Auch die Arbeitsmöglichkeiten für Kriegsversehrte und Menschen mit Behinderungen sollen staatlich gefördert werden. Von diesen Veränderungen wird der Erfolg beim Wiederaufbau des Landes abhängen, erklärte die stellvertretende Wirtschaftsministerin Tetjana Bereschna im Dezember vergangenen Jahres.
Die Ukraine ist auf unabsehbare Zeit massiv auf ausländische Hilfen angewiesen. Der in Aussicht gestellte EU-Beitritt des Landes bringt zwar Hoffnungen in die ukrainische Gesellschaft, ändert jedoch an dieser extremen Abhängigkeit zunächst wenig.
Das Leben der Menschen wird künftig also auch davon abhängen, welche politischen Veränderungen Gläubiger wie der Internationale Währungsfonds (IWF) und EU-Staaten verlangen.
Die Situation der Linken
Die ukrainische Gesellschaft war bereits vor der russischen Invasion und auch vor der Krim-Annexion 2014 von tiefen inneren Widersprüchen und politischen Polarisierungen geprägt. Die linken Kräfte waren gespalten und nicht in der Lage, eine parteipolitische Vertretung zu gründen und linke Politik wirksam zu betreiben. Nach dem 24. Februar 2022 sind diese ideologischen Hindernisse anscheinend in den Hintergrund geraten. Auch die linken Bewegungen in der Ukraine setzen sich für die Verteidigung ihres Landes ein und lehnen die Okkupation ukrainischer Gebieten durch Russland kategorisch ab.
Im gemeinsamen Kampf gegen den militärisch überlegenen Aggressor sehen sie eine Chance, nach dem Krieg gestärkt und weniger zerstritten aufzutreten und beim Wiederaufbau des Landes eine bedeutendere Rolle zu spielen. Für sie steht die Frage der Solidarität, sowohl innerhalb der ukrainischen Gesellschaft als auch die internationale Solidarität gegen den imperialistischen Überfall Russlands auf ihr Land, im Vordergrund ihrer Aktivitäten.

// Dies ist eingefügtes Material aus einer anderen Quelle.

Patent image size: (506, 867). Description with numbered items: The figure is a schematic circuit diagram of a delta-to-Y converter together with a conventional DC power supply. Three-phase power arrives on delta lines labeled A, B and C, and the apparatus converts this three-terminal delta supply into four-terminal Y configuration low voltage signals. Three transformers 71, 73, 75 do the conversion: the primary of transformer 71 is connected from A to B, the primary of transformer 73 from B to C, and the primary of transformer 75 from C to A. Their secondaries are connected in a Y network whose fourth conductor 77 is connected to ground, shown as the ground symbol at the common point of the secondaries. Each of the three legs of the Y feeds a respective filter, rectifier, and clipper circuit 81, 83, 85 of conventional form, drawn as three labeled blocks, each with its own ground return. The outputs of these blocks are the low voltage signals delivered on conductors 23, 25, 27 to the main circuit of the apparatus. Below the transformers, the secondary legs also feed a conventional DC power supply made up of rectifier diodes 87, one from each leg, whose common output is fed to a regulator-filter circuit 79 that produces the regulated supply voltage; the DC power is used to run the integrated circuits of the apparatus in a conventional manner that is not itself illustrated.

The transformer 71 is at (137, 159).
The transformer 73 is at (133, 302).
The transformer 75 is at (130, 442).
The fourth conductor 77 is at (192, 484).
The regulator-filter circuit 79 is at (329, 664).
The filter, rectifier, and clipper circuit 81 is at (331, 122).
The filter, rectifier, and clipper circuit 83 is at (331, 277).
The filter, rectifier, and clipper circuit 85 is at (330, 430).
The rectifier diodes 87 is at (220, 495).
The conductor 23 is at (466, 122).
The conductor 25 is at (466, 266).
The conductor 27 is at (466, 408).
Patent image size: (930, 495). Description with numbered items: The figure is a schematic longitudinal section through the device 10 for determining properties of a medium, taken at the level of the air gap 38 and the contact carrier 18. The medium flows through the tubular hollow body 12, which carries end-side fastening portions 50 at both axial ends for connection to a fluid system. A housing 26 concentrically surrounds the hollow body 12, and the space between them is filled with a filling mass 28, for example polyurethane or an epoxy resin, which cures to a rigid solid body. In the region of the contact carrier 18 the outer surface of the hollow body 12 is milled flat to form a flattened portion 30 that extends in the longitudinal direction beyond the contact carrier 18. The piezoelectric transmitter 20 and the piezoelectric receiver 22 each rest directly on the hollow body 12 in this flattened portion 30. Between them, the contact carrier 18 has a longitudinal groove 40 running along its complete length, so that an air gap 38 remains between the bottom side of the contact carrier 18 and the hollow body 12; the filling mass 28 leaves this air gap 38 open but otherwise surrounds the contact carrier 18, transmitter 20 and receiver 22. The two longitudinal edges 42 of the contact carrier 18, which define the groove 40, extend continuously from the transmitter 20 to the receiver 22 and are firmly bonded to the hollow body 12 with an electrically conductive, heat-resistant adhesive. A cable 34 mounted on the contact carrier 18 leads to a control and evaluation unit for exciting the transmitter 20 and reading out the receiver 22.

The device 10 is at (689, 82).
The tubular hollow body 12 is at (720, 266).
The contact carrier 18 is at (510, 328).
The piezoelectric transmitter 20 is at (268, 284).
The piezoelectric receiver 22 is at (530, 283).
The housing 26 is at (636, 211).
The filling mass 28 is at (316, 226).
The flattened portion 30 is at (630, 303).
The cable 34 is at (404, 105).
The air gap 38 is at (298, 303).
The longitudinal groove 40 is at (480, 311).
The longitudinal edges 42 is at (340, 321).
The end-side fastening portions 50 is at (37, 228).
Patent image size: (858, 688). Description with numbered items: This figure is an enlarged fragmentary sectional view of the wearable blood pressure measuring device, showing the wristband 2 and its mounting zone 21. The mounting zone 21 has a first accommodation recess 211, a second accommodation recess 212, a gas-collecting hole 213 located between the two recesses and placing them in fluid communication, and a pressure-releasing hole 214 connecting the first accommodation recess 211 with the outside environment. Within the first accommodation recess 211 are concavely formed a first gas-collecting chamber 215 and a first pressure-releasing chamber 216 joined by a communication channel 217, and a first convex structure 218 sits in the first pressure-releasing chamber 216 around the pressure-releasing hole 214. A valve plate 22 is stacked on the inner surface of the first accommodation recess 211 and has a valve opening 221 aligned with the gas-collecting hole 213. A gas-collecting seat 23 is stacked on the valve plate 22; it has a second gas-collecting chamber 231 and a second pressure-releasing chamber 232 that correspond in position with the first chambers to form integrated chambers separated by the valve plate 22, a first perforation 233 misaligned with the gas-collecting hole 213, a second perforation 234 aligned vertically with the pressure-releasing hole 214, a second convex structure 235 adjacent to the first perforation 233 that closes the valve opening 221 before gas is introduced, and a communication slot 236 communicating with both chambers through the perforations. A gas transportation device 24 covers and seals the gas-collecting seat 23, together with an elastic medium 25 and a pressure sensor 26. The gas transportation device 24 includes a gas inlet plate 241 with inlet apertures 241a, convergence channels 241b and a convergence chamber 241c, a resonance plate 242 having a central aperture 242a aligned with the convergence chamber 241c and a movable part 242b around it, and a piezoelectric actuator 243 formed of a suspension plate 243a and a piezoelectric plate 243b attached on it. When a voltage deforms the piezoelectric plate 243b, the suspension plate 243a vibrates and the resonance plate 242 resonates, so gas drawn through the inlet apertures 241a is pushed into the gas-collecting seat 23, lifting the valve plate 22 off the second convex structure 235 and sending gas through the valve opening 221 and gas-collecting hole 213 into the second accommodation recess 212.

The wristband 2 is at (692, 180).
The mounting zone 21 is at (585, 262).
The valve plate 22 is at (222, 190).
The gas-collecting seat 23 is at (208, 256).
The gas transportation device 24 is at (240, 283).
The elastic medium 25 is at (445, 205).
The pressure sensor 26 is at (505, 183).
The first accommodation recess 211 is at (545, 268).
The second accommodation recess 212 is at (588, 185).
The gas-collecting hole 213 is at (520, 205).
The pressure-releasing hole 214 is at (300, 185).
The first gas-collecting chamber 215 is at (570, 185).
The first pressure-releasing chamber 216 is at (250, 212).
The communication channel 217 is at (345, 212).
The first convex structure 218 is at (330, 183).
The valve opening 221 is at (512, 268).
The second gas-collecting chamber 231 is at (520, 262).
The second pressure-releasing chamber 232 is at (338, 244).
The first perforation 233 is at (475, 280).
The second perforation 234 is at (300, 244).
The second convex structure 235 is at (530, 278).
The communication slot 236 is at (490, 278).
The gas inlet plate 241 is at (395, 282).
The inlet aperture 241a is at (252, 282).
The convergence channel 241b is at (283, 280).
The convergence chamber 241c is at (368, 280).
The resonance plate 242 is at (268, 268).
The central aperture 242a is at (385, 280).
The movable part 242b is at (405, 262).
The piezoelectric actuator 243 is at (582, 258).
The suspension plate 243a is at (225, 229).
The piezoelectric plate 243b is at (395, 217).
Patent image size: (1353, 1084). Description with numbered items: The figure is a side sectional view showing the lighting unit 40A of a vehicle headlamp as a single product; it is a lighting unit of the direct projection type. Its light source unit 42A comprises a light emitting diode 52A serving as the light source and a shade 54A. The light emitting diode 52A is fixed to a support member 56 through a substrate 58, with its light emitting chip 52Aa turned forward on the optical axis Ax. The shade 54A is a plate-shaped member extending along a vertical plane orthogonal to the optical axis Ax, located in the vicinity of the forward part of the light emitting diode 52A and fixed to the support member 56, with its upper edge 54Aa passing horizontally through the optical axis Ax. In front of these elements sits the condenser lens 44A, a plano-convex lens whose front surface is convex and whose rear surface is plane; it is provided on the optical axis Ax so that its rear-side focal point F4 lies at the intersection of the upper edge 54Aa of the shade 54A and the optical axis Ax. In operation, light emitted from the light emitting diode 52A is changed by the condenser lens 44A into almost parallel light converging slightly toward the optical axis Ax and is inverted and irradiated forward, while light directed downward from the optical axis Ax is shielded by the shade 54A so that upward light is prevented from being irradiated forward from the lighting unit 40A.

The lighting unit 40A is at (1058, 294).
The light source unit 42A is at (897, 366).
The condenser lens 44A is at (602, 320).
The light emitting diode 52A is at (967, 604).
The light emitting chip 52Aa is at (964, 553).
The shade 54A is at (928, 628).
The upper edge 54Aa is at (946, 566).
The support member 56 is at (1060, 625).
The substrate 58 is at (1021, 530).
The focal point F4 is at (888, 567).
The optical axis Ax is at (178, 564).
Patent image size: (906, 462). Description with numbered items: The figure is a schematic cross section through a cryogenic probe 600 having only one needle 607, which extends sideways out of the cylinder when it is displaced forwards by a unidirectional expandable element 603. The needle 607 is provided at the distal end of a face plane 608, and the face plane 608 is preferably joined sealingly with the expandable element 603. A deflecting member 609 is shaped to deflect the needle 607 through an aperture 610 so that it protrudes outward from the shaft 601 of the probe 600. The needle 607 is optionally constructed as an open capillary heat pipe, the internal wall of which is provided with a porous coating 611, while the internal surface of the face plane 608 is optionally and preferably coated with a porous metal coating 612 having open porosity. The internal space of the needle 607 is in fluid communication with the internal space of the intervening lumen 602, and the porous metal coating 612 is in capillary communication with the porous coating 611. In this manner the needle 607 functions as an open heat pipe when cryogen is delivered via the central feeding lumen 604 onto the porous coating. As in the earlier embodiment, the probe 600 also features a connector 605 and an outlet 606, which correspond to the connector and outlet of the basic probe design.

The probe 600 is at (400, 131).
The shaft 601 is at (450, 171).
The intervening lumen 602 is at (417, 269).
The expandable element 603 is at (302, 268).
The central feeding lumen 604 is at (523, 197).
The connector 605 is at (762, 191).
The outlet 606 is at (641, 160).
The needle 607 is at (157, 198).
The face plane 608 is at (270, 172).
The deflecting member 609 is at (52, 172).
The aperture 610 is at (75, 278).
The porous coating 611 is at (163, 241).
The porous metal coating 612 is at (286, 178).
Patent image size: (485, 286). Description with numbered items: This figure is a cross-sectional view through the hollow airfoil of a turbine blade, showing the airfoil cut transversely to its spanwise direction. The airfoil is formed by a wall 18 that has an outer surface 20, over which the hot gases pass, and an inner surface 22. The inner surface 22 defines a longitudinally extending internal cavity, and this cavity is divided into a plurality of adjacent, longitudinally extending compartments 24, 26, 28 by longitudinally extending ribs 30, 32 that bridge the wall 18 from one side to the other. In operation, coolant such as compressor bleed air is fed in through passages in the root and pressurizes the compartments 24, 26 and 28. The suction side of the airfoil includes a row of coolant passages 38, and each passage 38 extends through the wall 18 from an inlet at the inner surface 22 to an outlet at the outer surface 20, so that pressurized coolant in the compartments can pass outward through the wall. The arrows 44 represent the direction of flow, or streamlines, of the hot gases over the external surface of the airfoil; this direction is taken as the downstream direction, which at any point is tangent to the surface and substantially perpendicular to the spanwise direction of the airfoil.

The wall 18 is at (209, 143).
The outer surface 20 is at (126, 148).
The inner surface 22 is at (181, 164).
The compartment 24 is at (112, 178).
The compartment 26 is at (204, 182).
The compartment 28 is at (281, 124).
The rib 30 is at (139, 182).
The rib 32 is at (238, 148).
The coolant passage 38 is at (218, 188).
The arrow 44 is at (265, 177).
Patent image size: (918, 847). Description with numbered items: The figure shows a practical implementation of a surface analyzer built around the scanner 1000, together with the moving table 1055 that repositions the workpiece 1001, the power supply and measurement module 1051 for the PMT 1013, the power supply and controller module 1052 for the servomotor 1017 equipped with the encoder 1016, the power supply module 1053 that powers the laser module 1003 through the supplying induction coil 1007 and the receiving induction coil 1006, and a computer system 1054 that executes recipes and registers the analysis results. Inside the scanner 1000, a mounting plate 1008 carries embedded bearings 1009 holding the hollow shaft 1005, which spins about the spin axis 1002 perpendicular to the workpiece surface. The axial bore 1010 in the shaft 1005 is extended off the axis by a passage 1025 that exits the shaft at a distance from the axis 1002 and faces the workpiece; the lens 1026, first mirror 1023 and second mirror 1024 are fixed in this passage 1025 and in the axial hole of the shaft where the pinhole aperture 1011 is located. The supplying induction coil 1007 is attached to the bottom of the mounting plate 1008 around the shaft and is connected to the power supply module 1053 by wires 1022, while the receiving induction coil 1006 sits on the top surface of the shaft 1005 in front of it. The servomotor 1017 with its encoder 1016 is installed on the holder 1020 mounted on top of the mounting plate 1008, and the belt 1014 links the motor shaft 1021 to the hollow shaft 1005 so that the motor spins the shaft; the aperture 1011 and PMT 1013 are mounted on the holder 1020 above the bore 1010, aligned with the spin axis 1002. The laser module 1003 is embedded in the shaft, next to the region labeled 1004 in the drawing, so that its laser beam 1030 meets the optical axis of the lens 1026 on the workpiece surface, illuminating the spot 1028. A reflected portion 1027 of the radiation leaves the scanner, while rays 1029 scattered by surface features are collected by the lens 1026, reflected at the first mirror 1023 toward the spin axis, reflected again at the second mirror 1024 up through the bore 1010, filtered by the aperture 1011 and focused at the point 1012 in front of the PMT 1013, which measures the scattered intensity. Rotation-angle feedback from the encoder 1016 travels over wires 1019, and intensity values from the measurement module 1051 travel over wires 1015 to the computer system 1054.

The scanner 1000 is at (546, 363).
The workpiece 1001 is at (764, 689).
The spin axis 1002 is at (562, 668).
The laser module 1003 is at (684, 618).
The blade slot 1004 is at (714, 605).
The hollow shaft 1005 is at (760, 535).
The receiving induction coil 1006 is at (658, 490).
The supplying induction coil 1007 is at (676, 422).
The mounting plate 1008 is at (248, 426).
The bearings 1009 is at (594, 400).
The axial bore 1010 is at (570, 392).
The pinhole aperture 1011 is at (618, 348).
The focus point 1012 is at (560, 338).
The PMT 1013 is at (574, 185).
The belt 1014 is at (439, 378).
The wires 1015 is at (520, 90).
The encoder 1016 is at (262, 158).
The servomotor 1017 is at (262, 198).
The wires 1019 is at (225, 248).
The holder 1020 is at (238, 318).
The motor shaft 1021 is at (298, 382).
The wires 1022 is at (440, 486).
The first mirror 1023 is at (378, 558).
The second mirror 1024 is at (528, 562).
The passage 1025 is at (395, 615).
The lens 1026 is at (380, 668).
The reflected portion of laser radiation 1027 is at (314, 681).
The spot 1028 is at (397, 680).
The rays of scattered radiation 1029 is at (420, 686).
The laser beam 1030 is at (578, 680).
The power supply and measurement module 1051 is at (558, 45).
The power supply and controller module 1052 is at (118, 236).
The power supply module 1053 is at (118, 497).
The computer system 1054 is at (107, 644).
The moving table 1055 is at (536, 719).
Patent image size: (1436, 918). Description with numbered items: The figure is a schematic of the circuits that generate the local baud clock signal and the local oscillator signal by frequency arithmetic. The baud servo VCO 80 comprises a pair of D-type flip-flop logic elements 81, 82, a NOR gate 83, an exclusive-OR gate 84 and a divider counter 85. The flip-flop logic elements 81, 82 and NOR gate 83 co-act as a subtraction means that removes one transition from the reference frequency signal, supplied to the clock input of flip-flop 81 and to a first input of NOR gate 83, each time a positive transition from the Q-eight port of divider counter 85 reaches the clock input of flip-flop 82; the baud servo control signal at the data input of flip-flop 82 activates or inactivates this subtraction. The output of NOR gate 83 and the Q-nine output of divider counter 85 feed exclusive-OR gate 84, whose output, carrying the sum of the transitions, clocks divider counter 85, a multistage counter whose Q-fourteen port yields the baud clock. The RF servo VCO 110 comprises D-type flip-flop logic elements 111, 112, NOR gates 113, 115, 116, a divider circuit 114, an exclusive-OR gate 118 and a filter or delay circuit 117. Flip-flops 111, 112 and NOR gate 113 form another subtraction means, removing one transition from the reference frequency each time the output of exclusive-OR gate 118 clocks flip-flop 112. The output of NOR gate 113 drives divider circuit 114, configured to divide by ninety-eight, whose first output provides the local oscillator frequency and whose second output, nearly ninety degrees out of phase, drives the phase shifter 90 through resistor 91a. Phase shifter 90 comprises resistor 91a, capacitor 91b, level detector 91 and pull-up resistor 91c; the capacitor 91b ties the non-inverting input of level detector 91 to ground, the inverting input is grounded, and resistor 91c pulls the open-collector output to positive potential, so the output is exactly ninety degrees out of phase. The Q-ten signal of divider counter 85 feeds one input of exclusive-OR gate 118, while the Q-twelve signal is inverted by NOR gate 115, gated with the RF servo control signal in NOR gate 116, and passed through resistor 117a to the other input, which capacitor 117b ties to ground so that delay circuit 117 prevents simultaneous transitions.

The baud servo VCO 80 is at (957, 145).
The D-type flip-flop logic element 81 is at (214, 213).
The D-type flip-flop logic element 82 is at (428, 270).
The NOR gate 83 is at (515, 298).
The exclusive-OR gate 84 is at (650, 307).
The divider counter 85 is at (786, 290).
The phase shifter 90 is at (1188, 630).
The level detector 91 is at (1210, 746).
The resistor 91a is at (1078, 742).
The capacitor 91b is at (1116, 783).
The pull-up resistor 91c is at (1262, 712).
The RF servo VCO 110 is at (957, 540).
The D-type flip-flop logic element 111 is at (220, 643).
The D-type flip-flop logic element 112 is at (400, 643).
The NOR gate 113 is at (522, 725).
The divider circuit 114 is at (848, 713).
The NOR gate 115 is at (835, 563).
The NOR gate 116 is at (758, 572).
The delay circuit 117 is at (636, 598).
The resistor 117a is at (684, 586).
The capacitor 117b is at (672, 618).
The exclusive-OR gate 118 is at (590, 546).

Ein Ende des russischen Überfalls ist die zentrale Voraussetzung dafür, dass es wieder öffentliche politische Auseinandersetzungen in dem Land gibt. Es ist daher wichtig, dass die ukrainischen Linken diesen Krieg überleben – individuell und kollektiv – und ihre Identität, ihre Präsenz in den anstehenden politischen Debatten, ihre Wahrnehmbarkeit und ihre Forderungen aufrechterhalten.
Ivo Georgiev ist Büroleiter Ukraine der Rosa-Luxemburg-Stiftung.